AIX native MPIO

Hi folks,

does anybody have a link to a documentation how to implement native MPIO on AIX? We are using EMC PowerPath and Datacore SanSymphony/Cambex for this so far and I wasn't able to find a good description on that topic. All I know so far is that mkpath, chpath and lspath are used to create, change and maintain it.
A short description would be ok too, since the man page for mkpath did not really enlighten me :wink:

Thanks in forward.

Greetings
zaxxon

I have gone through one of the doc here and able to grasp the above points
Hope we need to shed some more light to get ur things done

Volume groups other than rootvg normally use virtual SAN disks called vpaths.
The system-side SAN attachment is done through 2 Fibre Channel PCI adapters, connected to 2 independent SAN fabrics. The logical disks on the SAN are attached to each fabric via 2 storage paths, totaling to 4 paths from the host to each LUN.
Each path to a LUN is seen by AIX as a fiber channel disk device
The Subsystem Device Driver (SDD) groups all paths to the same LUN into a multipath virtual device (vpath) which is accessible for IO operations [MPIO] as long as at least one of the component paths is available.
Nivas P

I did not grasp what you want to know. MPIO is a feature of AIX 5.3 that permits devices that are accessed via multiple physical paths to be seen as single disks. AIX MPIO is in the fileset devices.common.IBM.mpio.rte and is part of the base OS. Hence there is no need to implement it beside that you install this fileset.

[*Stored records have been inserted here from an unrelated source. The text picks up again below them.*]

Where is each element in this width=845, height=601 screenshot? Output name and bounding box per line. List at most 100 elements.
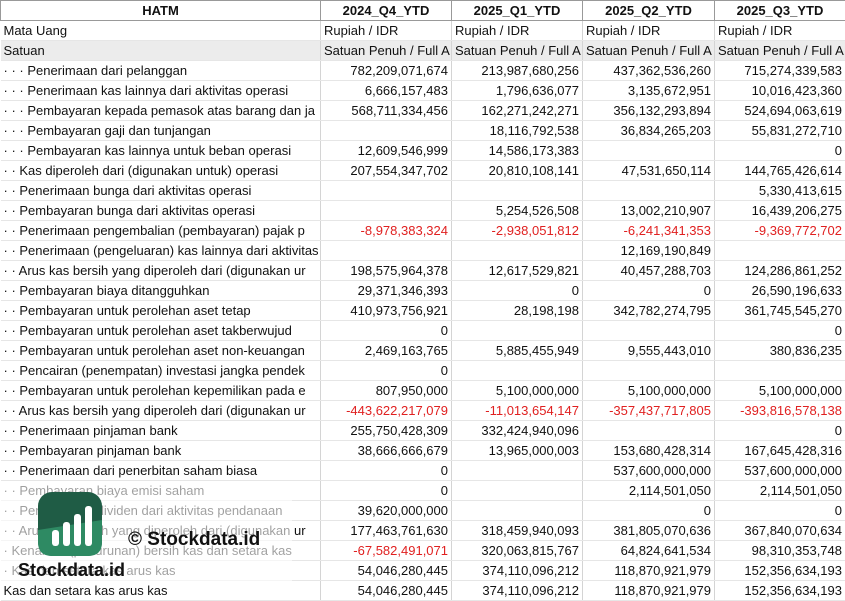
row-label: · · Penerimaan dari penerbitan saham bia… [0, 460, 321, 481]
watermark-logo [38, 492, 102, 556]
cell-value: -8,978,383,324 [320, 220, 452, 241]
cell-value: 361,745,545,270 [714, 300, 845, 321]
cell-value: 177,463,761,630 [320, 520, 452, 541]
cell-value: 318,459,940,093 [451, 520, 583, 541]
cell-value: 381,805,070,636 [582, 520, 715, 541]
cell-value: 16,439,206,275 [714, 200, 845, 221]
column-header: 2025_Q3_YTD [714, 0, 845, 21]
cell-value: 39,620,000,000 [320, 500, 452, 521]
cell-value [582, 180, 715, 201]
cell-value: 0 [451, 280, 583, 301]
cell-value: 12,617,529,821 [451, 260, 583, 281]
cell-value: Satuan Penuh / Full A [582, 40, 715, 61]
cell-value: Rupiah / IDR [451, 20, 583, 41]
table-row: · · Pembayaran biaya ditangguhkan 29,371,… [0, 280, 845, 301]
table-row: · · Penerimaan pinjaman bank 255,750,428,… [0, 420, 845, 441]
cell-value: -357,437,717,805 [582, 400, 715, 421]
cell-value: -6,241,341,353 [582, 220, 715, 241]
cell-value: 18,116,792,538 [451, 120, 583, 141]
cell-value [582, 320, 715, 341]
cell-value: 0 [320, 460, 452, 481]
cell-value: -9,369,772,702 [714, 220, 845, 241]
cell-value: 12,169,190,849 [582, 240, 715, 261]
cell-value [714, 360, 845, 381]
cell-value: 64,824,641,534 [582, 540, 715, 561]
row-label: Kas dan setara kas arus kas [0, 580, 321, 601]
row-label: · · Pembayaran biaya ditangguhkan [0, 280, 321, 301]
cell-value: 213,987,680,256 [451, 60, 583, 81]
table-row: · · · Pembayaran kas lainnya untuk beban… [0, 140, 845, 161]
cell-value: 26,590,196,633 [714, 280, 845, 301]
cell-value: 13,002,210,907 [582, 200, 715, 221]
table-row: · · Penerimaan pengembalian (pembayaran)… [0, 220, 845, 241]
cell-value [451, 180, 583, 201]
table-row: · · Pembayaran untuk perolehan aset non-… [0, 340, 845, 361]
row-label: · · Penerimaan (pengeluaran) kas lainnya… [0, 240, 321, 261]
cell-value: 40,457,288,703 [582, 260, 715, 281]
column-header: 2024_Q4_YTD [320, 0, 452, 21]
cell-value [451, 460, 583, 481]
cell-value [320, 180, 452, 201]
cell-value: 28,198,198 [451, 300, 583, 321]
cell-value: 5,100,000,000 [714, 380, 845, 401]
cell-value: Satuan Penuh / Full A [714, 40, 845, 61]
cell-value: 5,885,455,949 [451, 340, 583, 361]
cell-value: 36,834,265,203 [582, 120, 715, 141]
table-row: · · Penerimaan (pengeluaran) kas lainnya… [0, 240, 845, 261]
cell-value: Rupiah / IDR [582, 20, 715, 41]
cell-value: 207,554,347,702 [320, 160, 452, 181]
cell-value: 20,810,108,141 [451, 160, 583, 181]
cell-value [320, 200, 452, 221]
cell-value: 524,694,063,619 [714, 100, 845, 121]
cell-value: 0 [582, 280, 715, 301]
cell-value: 55,831,272,710 [714, 120, 845, 141]
cell-value: 374,110,096,212 [451, 580, 583, 601]
row-label: · · Pembayaran pinjaman bank [0, 440, 321, 461]
cell-value: 715,274,339,583 [714, 60, 845, 81]
table-row: Satuan Satuan Penuh / Full A Satuan Penuh … [0, 40, 845, 61]
cell-value [582, 360, 715, 381]
table-row: · · Kas diperoleh dari (digunakan untuk)… [0, 160, 845, 181]
cell-value: 0 [714, 420, 845, 441]
cell-value [320, 120, 452, 141]
cell-value: 356,132,293,894 [582, 100, 715, 121]
row-label: · · Arus kas bersih yang diperoleh dari … [0, 260, 321, 281]
column-header: 2025_Q1_YTD [451, 0, 583, 21]
cell-value: 0 [714, 320, 845, 341]
cell-value: 342,782,274,795 [582, 300, 715, 321]
table-row: · · Pembayaran untuk perolehan kepemilik… [0, 380, 845, 401]
cell-value: Satuan Penuh / Full A [451, 40, 583, 61]
cell-value: 807,950,000 [320, 380, 452, 401]
cell-value: 0 [320, 480, 452, 501]
cell-value: Rupiah / IDR [320, 20, 452, 41]
cell-value: 537,600,000,000 [714, 460, 845, 481]
table-row: · · Arus kas bersih yang diperoleh dari … [0, 400, 845, 421]
cell-value: 5,254,526,508 [451, 200, 583, 221]
column-header: 2025_Q2_YTD [582, 0, 715, 21]
table-row: · · Pembayaran pinjaman bank 38,666,666,6… [0, 440, 845, 461]
cell-value: 162,271,242,271 [451, 100, 583, 121]
row-label: · · Pembayaran untuk perolehan aset takb… [0, 320, 321, 341]
row-label: · · · Pembayaran kas lainnya untuk beban… [0, 140, 321, 161]
cell-value: -393,816,578,138 [714, 400, 845, 421]
cell-value: -11,013,654,147 [451, 400, 583, 421]
row-label: · · · Penerimaan dari pelanggan [0, 60, 321, 81]
cell-value: 367,840,070,634 [714, 520, 845, 541]
cell-value: 410,973,756,921 [320, 300, 452, 321]
cell-value [451, 360, 583, 381]
cell-value: 54,046,280,445 [320, 580, 452, 601]
row-label: · · Arus kas bersih yang diperoleh dari … [0, 400, 321, 421]
cell-value: 0 [582, 500, 715, 521]
cell-value: 782,209,071,674 [320, 60, 452, 81]
table-row: · · · Penerimaan kas lainnya dari aktivi… [0, 80, 845, 101]
cell-value: 54,046,280,445 [320, 560, 452, 581]
cell-value: Rupiah / IDR [714, 20, 845, 41]
cell-value: 29,371,346,393 [320, 280, 452, 301]
cell-value: 118,870,921,979 [582, 560, 715, 581]
table-row: · · Penerimaan dari penerbitan saham bia… [0, 460, 845, 481]
table-row: · · · Pembayaran gaji dan tunjangan 18,11… [0, 120, 845, 141]
row-label: · · Pembayaran untuk perolehan aset non-… [0, 340, 321, 361]
row-label: · · Pembayaran untuk perolehan kepemilik… [0, 380, 321, 401]
table-row: · · Pembayaran bunga dari aktivitas oper… [0, 200, 845, 221]
row-label: · · Pembayaran untuk perolehan aset teta… [0, 300, 321, 321]
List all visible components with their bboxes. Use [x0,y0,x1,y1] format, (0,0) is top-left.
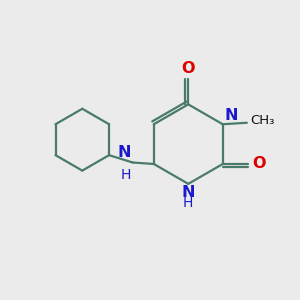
Text: N: N [182,185,195,200]
Text: N: N [118,145,131,160]
Text: H: H [121,168,131,182]
Text: O: O [252,157,266,172]
Text: N: N [224,108,238,123]
Text: CH₃: CH₃ [250,114,275,127]
Text: H: H [183,196,194,210]
Text: O: O [182,61,195,76]
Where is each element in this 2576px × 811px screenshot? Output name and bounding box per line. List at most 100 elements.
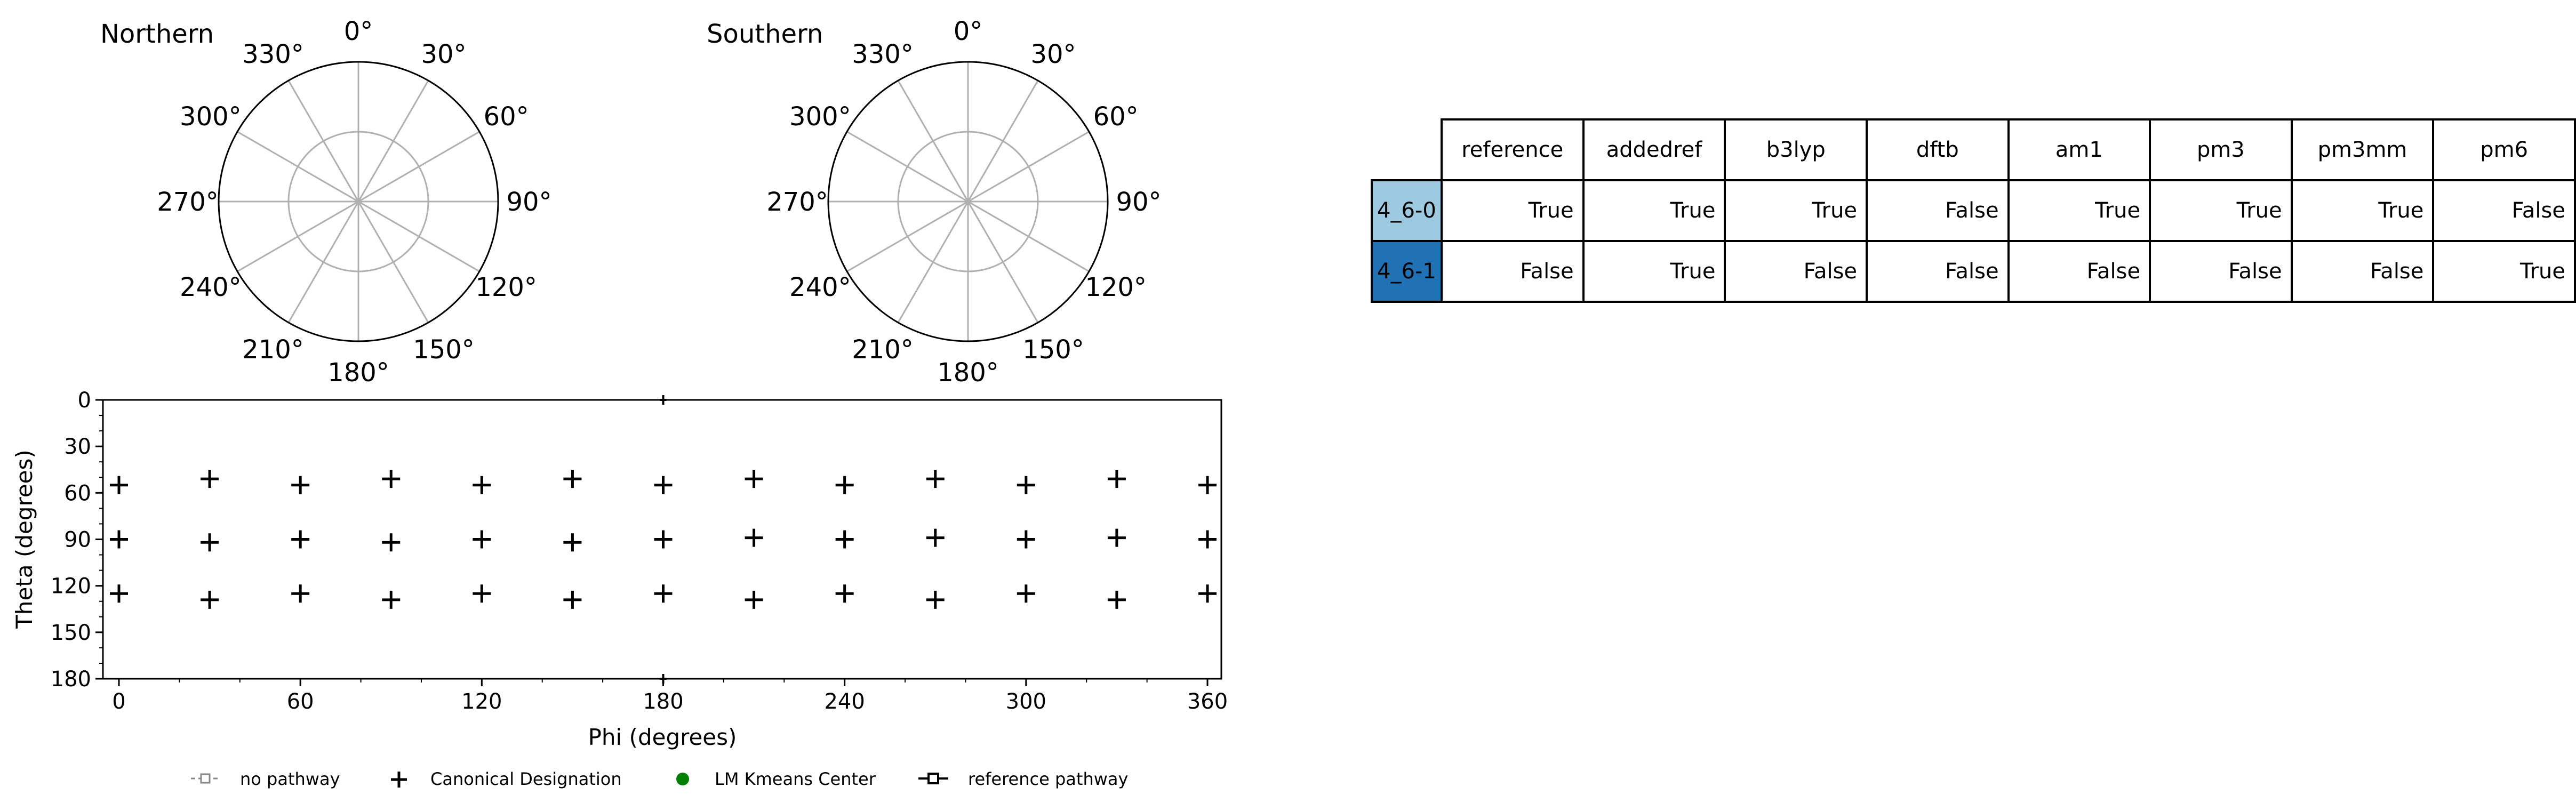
canonical-designation-marker <box>201 590 219 609</box>
scatter-plot: 0 60 120 180 240 300 360 0 30 60 90 120 150 180 Phi … <box>11 388 1228 750</box>
canonical-designation-marker <box>926 470 945 488</box>
scatter-points <box>110 395 1217 684</box>
column-header: reference <box>1440 118 1585 181</box>
canonical-designation-marker <box>745 590 763 609</box>
polar-title-northern: Northern <box>100 19 214 49</box>
canonical-designation-marker <box>745 528 763 547</box>
polar-angle-label: 270° <box>766 187 828 217</box>
results-table-container: reference addedref b3lyp dftb am1 pm3 pm… <box>1371 118 2576 303</box>
canonical-designation-marker <box>110 584 128 603</box>
polar-angle-label: 240° <box>180 272 242 302</box>
canonical-designation-marker <box>473 530 491 549</box>
edge-marker <box>660 395 667 405</box>
polar-title-southern: Southern <box>707 19 823 49</box>
canonical-designation-marker <box>382 470 401 488</box>
canonical-designation-marker <box>382 590 401 609</box>
canonical-designation-marker <box>1198 530 1217 549</box>
table-cell: True <box>1724 179 1868 242</box>
canonical-designation-marker <box>926 590 945 609</box>
radial-gridcircle <box>897 131 1039 272</box>
polar-angle-label: 210° <box>852 335 914 365</box>
x-tick-label: 120 <box>461 689 502 714</box>
polar-angle-label: 30° <box>421 39 466 69</box>
plus-icon <box>391 772 407 788</box>
y-tick-label: 150 <box>51 621 91 645</box>
y-tick-label: 30 <box>64 435 91 459</box>
legend-entry-canonical-designation: Canonical Designation <box>391 769 622 789</box>
polar-angle-labels: 0° 30° 60° 90° 120° 150° 180° 210° 240° 270° 300° 3… <box>157 17 551 388</box>
polar-grid <box>218 61 499 342</box>
canonical-designation-marker <box>473 476 491 494</box>
table-cell: False <box>2007 240 2151 303</box>
row-label: 4_6-0 <box>1371 179 1443 242</box>
table-cell: False <box>2290 240 2435 303</box>
x-tick-label: 240 <box>824 689 865 714</box>
polar-angle-label: 60° <box>1093 102 1139 132</box>
legend-label: LM Kmeans Center <box>715 769 876 789</box>
canonical-designation-marker <box>291 530 310 549</box>
polar-angle-label: 180° <box>327 358 389 388</box>
canonical-designation-marker <box>1017 584 1035 603</box>
legend-label: no pathway <box>240 769 340 789</box>
table-cell: True <box>1582 240 1726 303</box>
polar-plot-northern: Northern 0° 30° 60° 90° 120° 150° 180° 210° 240°… <box>100 17 552 388</box>
polar-angle-label: 90° <box>506 187 551 217</box>
canonical-designation-marker <box>654 584 673 603</box>
x-axis-label: Phi (degrees) <box>588 724 737 750</box>
table-cell: False <box>2149 240 2293 303</box>
canonical-designation-marker <box>835 476 854 494</box>
canonical-designation-marker <box>382 533 401 552</box>
polar-angle-label: 30° <box>1030 39 1076 69</box>
line-square-icon <box>927 773 939 784</box>
polar-angle-label: 270° <box>157 187 219 217</box>
polar-angle-label: 180° <box>937 358 999 388</box>
legend-entry-lm-kmeans-center: LM Kmeans Center <box>676 769 876 789</box>
polar-angle-label: 300° <box>789 102 851 132</box>
canonical-designation-marker <box>835 530 854 549</box>
results-table: reference addedref b3lyp dftb am1 pm3 pm… <box>1371 118 2576 303</box>
polar-angle-labels: 0° 30° 60° 90° 120° 150° 180° 210° 240° 270° 300° 3… <box>766 17 1161 388</box>
polar-outline <box>218 61 499 342</box>
column-header: b3lyp <box>1724 118 1868 181</box>
table-cell: True <box>2290 179 2435 242</box>
table-cell: False <box>1724 240 1868 303</box>
column-header: am1 <box>2007 118 2151 181</box>
canonical-designation-marker <box>201 533 219 552</box>
y-axis-label: Theta (degrees) <box>11 449 37 629</box>
legend-entry-no-pathway: no pathway <box>191 769 340 789</box>
canonical-designation-marker <box>926 528 945 547</box>
canonical-designation-marker <box>110 476 128 494</box>
canonical-designation-marker <box>835 584 854 603</box>
canonical-designation-marker <box>201 470 219 488</box>
dashed-square-icon <box>200 773 211 784</box>
polar-angle-label: 120° <box>1085 272 1147 302</box>
table-row: 4_6-1 False True False False False False… <box>1371 240 2576 303</box>
legend-label: reference pathway <box>968 769 1128 789</box>
canonical-designation-marker <box>563 533 582 552</box>
table-cell: True <box>1440 179 1585 242</box>
table-cell: False <box>2432 179 2576 242</box>
column-header: pm3mm <box>2290 118 2435 181</box>
polar-angle-label: 60° <box>484 102 529 132</box>
radial-gridcircle <box>287 131 429 272</box>
x-tick-label: 300 <box>1006 689 1046 714</box>
y-tick-label: 180 <box>51 667 91 692</box>
table-cell: True <box>2149 179 2293 242</box>
polar-angle-label: 300° <box>180 102 242 132</box>
x-tick-label: 180 <box>643 689 683 714</box>
canonical-designation-marker <box>1198 584 1217 603</box>
canonical-designation-marker <box>1198 476 1217 494</box>
y-tick-label: 90 <box>64 528 91 552</box>
canonical-designation-marker <box>745 470 763 488</box>
canonical-designation-marker <box>563 590 582 609</box>
canonical-designation-marker <box>1017 476 1035 494</box>
column-header: dftb <box>1866 118 2010 181</box>
canonical-designation-marker <box>563 470 582 488</box>
canonical-designation-marker <box>1107 470 1126 488</box>
green-dot-icon <box>676 773 689 785</box>
canonical-designation-marker <box>473 584 491 603</box>
polar-angle-label: 90° <box>1116 187 1161 217</box>
canonical-designation-marker <box>654 476 673 494</box>
y-tick-label: 0 <box>78 388 91 413</box>
table-cell: False <box>1866 240 2010 303</box>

So if I got it right, MPIO recognizes by itself which paths are available and makes the single volume visible/usable. There is nothing to do with mkpatch, chpath or lspath to configure like load balancing or failover or anything?

I thought you needed those commands to configure something 1st or whatever.

Edit: Also if there is a lot of different paths / SAN volumes visible, maybe I just don't want to handle all of them with MPIO (automatically if that is the case from the writings above). Do I have a choice?